Violence at Louisiana’s youth detention centers prompts state investigation
Violence at youth detention centers in Louisiana has prompted an investigation into the state Office of Juvenile Justice, the state’s inspector general said Tuesday.
The state’s three juvenile detention centers – in Bridge City, Monroe and Bunkie – are suffering from “a severe understaffing issue,” Inspector General Stephen Street said in a budget hearing at the state Capitol. People are reluctant to apply for detention center jobs because of concerns over their personal safety, he said.
Juvenile detainees have put staff in the hospital. One detainee severely beat two staff members in separate incidents.
“The job is very dangerous in that sense,” Street said. “There was one female guard that was very severely beaten.”
Working in a juvenile center can be more dangerous than working in an adult prison or jail, Street said. In an adult facility, guards can be more aggressive with the people who are incarcerated. There are prohibitions on using violent methods of restraint in a juvenile facility because the detainees are underage, he said.

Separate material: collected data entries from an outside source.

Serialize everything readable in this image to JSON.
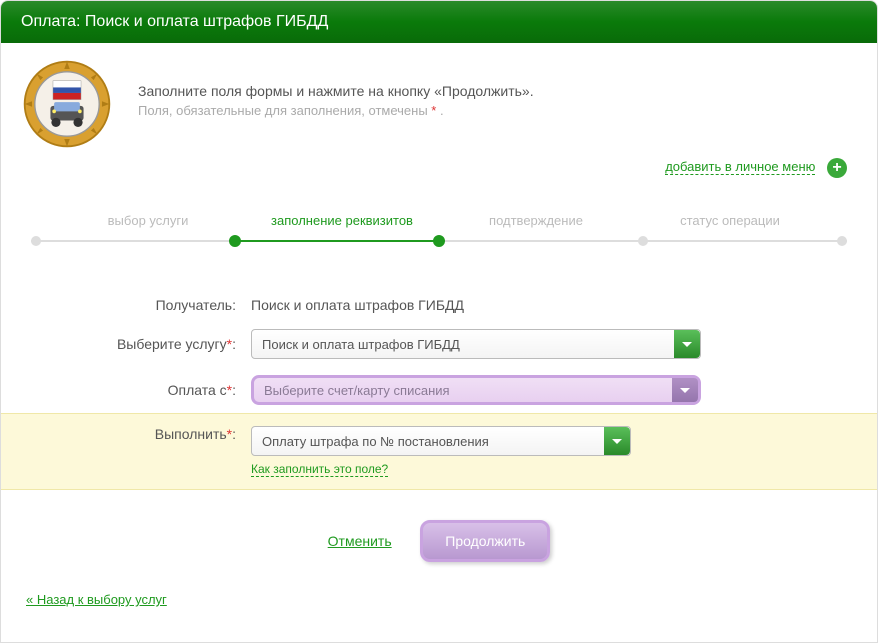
{
  "header": {
    "title": "Оплата: Поиск и оплата штрафов ГИБДД"
  },
  "instructions": {
    "line1": "Заполните поля формы и нажмите на кнопку «Продолжить».",
    "line2_prefix": "Поля, обязательные для заполнения, отмечены ",
    "line2_suffix": " ."
  },
  "add_menu": {
    "label": "добавить в личное меню"
  },
  "steps": {
    "items": [
      {
        "label": "выбор услуги"
      },
      {
        "label": "заполнение реквизитов",
        "active": true
      },
      {
        "label": "подтверждение"
      },
      {
        "label": "статус операции"
      }
    ]
  },
  "form": {
    "recipient_label": "Получатель:",
    "recipient_value": "Поиск и оплата штрафов ГИБДД",
    "service_label": "Выберите услугу",
    "service_value": "Поиск и оплата штрафов ГИБДД",
    "payment_label": "Оплата с",
    "payment_placeholder": "Выберите счет/карту списания",
    "action_label": "Выполнить",
    "action_value": "Оплату штрафа по № постановления",
    "help_link": "Как заполнить это поле?"
  },
  "actions": {
    "cancel": "Отменить",
    "continue": "Продолжить"
  },
  "back_link": "« Назад к выбору услуг"
}
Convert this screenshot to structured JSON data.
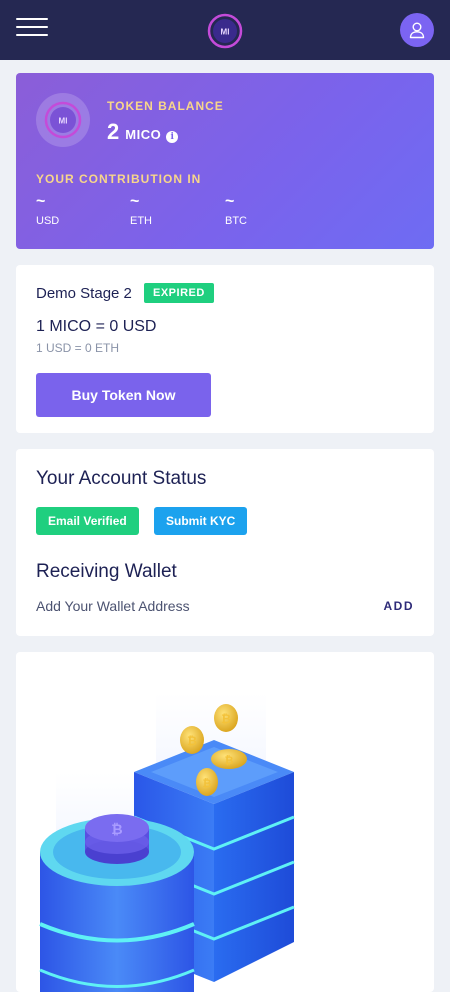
{
  "header": {
    "menu_icon": "hamburger-menu-icon",
    "logo_text": "MI",
    "user_icon": "user-icon"
  },
  "balance": {
    "label": "TOKEN BALANCE",
    "amount": "2",
    "unit": "MICO",
    "info_icon": "i",
    "contribution_label": "YOUR CONTRIBUTION IN",
    "contributions": [
      {
        "value": "~",
        "currency": "USD"
      },
      {
        "value": "~",
        "currency": "ETH"
      },
      {
        "value": "~",
        "currency": "BTC"
      }
    ]
  },
  "stage": {
    "title": "Demo Stage 2",
    "status": "EXPIRED",
    "rate": "1 MICO = 0 USD",
    "rate_sub": "1 USD = 0 ETH",
    "buy_label": "Buy Token Now"
  },
  "account": {
    "title": "Your Account Status",
    "email_label": "Email Verified",
    "kyc_label": "Submit KYC",
    "wallet_title": "Receiving Wallet",
    "wallet_text": "Add Your Wallet Address",
    "add_label": "ADD"
  },
  "colors": {
    "header_bg": "#252852",
    "accent": "#7a63ec",
    "success": "#1fcf7f",
    "info": "#1ca2ee",
    "gold_label": "#f8d68a"
  }
}
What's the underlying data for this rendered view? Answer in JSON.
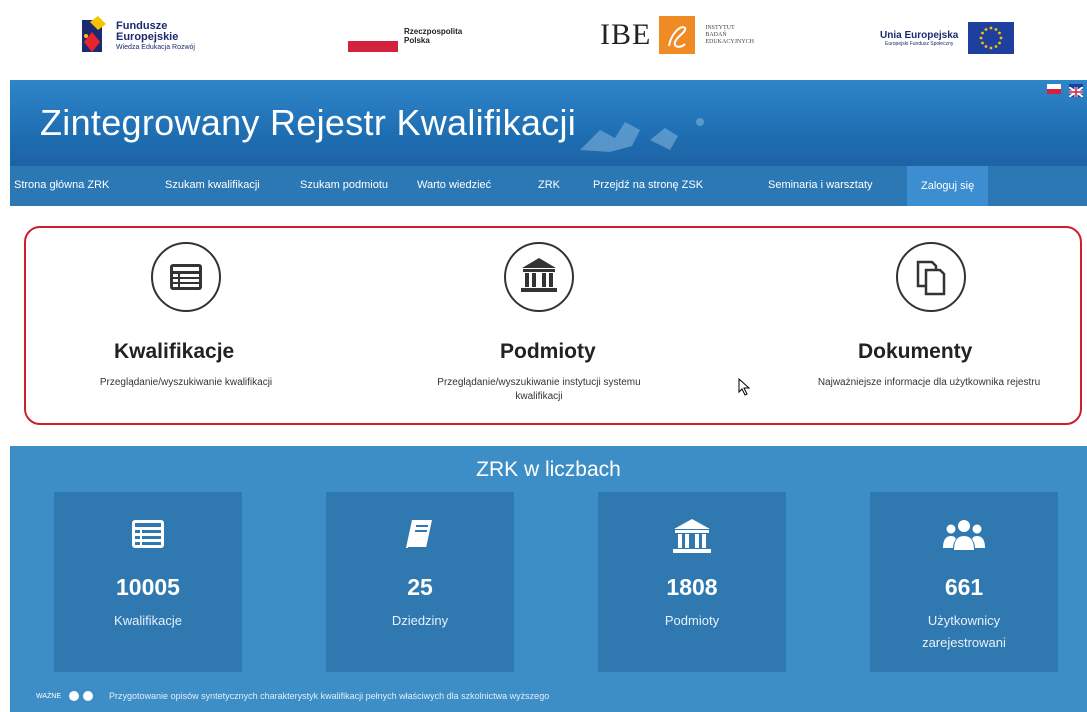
{
  "logos": {
    "fe_line1": "Fundusze",
    "fe_line2": "Europejskie",
    "fe_sub": "Wiedza Edukacja Rozwój",
    "rp_line1": "Rzeczpospolita",
    "rp_line2": "Polska",
    "ibe": "IBE",
    "ibe_inst1": "INSTYTUT",
    "ibe_inst2": "BADAŃ",
    "ibe_inst3": "EDUKACYJNYCH",
    "ue_line1": "Unia Europejska",
    "ue_line2": "Europejski Fundusz Społeczny"
  },
  "hero": {
    "title": "Zintegrowany Rejestr Kwalifikacji"
  },
  "nav": {
    "items": [
      "Strona główna ZRK",
      "Szukam kwalifikacji",
      "Szukam podmiotu",
      "Warto wiedzieć",
      "ZRK",
      "Przejdź na stronę ZSK",
      "Seminaria i warsztaty",
      "Zaloguj się"
    ]
  },
  "features": [
    {
      "icon": "list-icon",
      "title": "Kwalifikacje",
      "desc": "Przeglądanie/wyszukiwanie kwalifikacji"
    },
    {
      "icon": "institution-icon",
      "title": "Podmioty",
      "desc": "Przeglądanie/wyszukiwanie instytucji systemu kwalifikacji"
    },
    {
      "icon": "documents-icon",
      "title": "Dokumenty",
      "desc": "Najważniejsze informacje dla użytkownika rejestru"
    }
  ],
  "stats": {
    "title": "ZRK w liczbach",
    "items": [
      {
        "icon": "list-icon",
        "value": "10005",
        "label": "Kwalifikacje"
      },
      {
        "icon": "book-icon",
        "value": "25",
        "label": "Dziedziny"
      },
      {
        "icon": "institution-icon",
        "value": "1808",
        "label": "Podmioty"
      },
      {
        "icon": "users-icon",
        "value": "661",
        "label": "Użytkownicy zarejestrowani"
      }
    ]
  },
  "ticker": {
    "badge": "WAŻNE",
    "text": "Przygotowanie opisów syntetycznych charakterystyk kwalifikacji pełnych właściwych dla szkolnictwa wyższego"
  },
  "colors": {
    "hero": "#2e86c8",
    "nav": "#2b78b5",
    "stats_bg": "#3d8ec6",
    "stat_card": "#2f79b0",
    "highlight": "#cc1f2f"
  }
}
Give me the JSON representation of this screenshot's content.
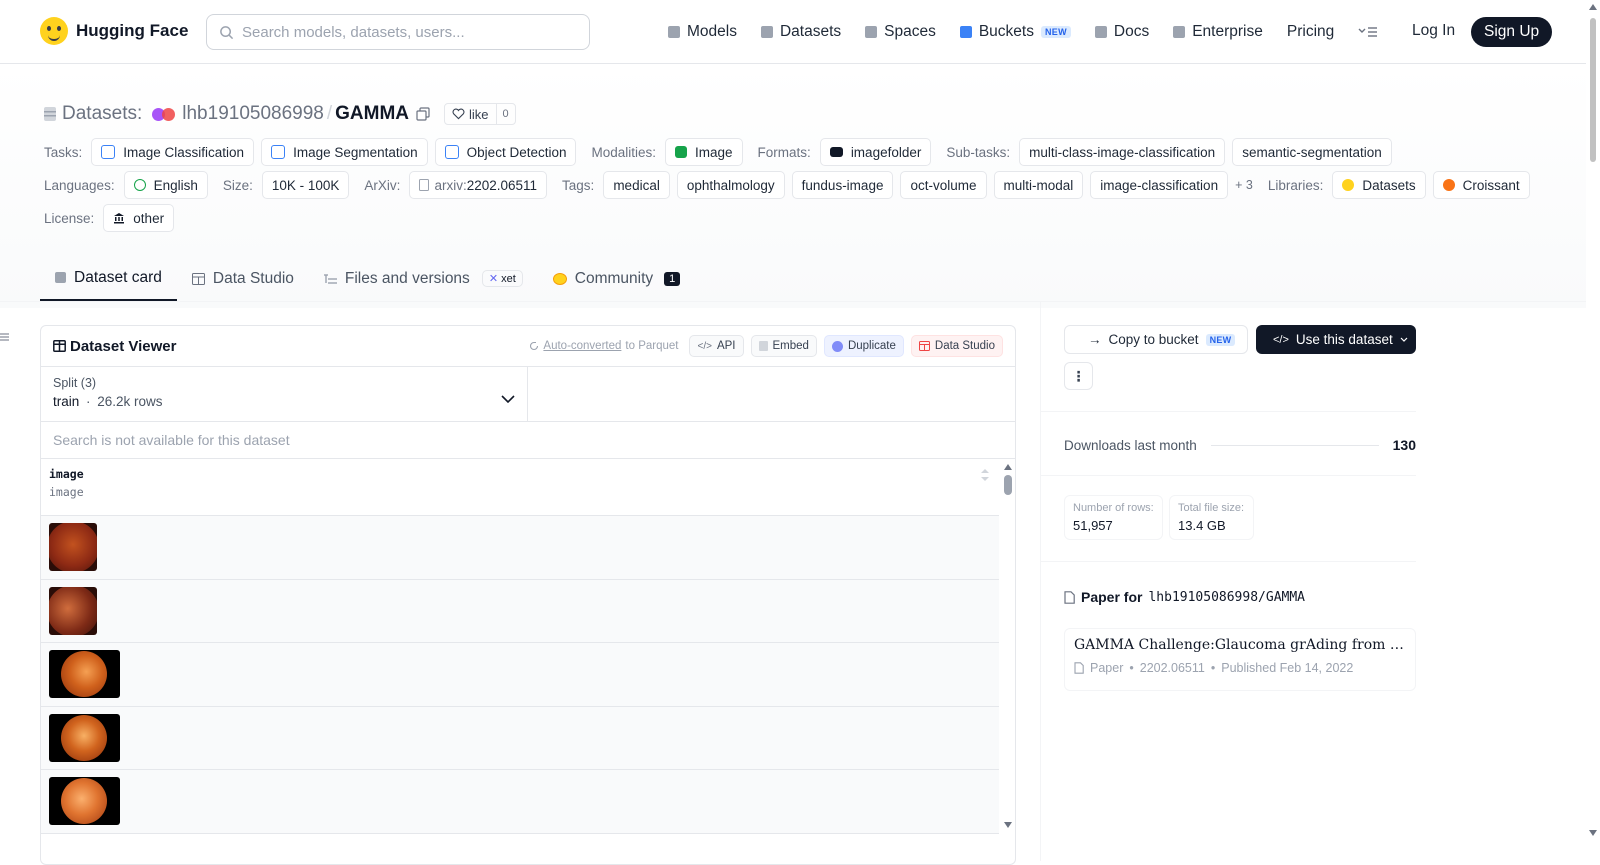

Street said the centers are also experiencing more escapes because the facilities haven’t been able to find contractors to upgrade facilities. Workers who can install security doors or put up razor wire are difficult to find, Street said.
State Sen. Heather Cloud, R-Turkey Creek, said she is very worried about the staff working in the Acadiana Youth Center in Bunkie, which is in her Senate district.
“I’m concerned someone is going to die in that facility,” she said.